Выработать общую стратегию. Однако приоритетным я считаю сохранить судно, знания, специалистов, людей для будущего страны. При любой власти. Не продажной, естественно. А в политику бы постарался не вмешиваться, никого не предупреждая, не советуя. Как бы хуже не наделать.
– Вы меня извините, Андрей Анатольевич. Вам с высоты ваших лет, конечно, видней. Но мой жизненный опыт учит, что не выложившись по полной, не получишь нужной отдачи. Полумеры и приведут к полурезультатам.
– Красиво. Примем к сведенью и подумаем, – капитан, уже не скрываясь, позёвывал. – Однако, молодой человек, давайте закругляться. Мне с утра вести «Ямал» по не самым лёгким льдам, и надо выспаться.
Старший лейтенант хотел обсудить ещё несколько вопросов, но капитан встал из-за стола, всем видом давая понять, что вести беседу больше не намерен. Уже в коридоре морпех вдруг вспомнил:
– А откуда у вас американский флаг?
– Туристы. У нас кого только не бывало. Часто подарки оставляют. Вот какой-то америкос в прошлом году ещё ничего лучше не нашёл, как сделать полосатенький презент со звёздочками. Теперь пригодится.

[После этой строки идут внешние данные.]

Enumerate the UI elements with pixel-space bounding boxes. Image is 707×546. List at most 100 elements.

Метку на экране РЛС могли бы принять за средних размеров айсберг, если бы спустя некоторое время наблюдений и расчёта не определили, что объект имеет угловое смещение. «Неизвестный» шёл примерно пятиузловым ходом, выдерживая курс на норд-норд-ост.
Через некоторое время точка на радаре стала сползать левее.
– Сменил курс, – доложил вторпом.
– Рассчитайте дистанцию, скорость, курс, расчётное время перехвата. Идём на сближение, – приказал Черто́в, тихо позабавившись над своим «расчётное время перехвата»: «Прямо военная операция!»
Льды уже были «одногодки». Здоровенная ту́ша «Ямала» словно не замечала этого полуметрового покрова, легко и уверенно перемалывая его на среднем ходу. Даже не вздрагивая. Как по воде.
Расчёт дистанции на РЛС сокращался равно скорости атомохода.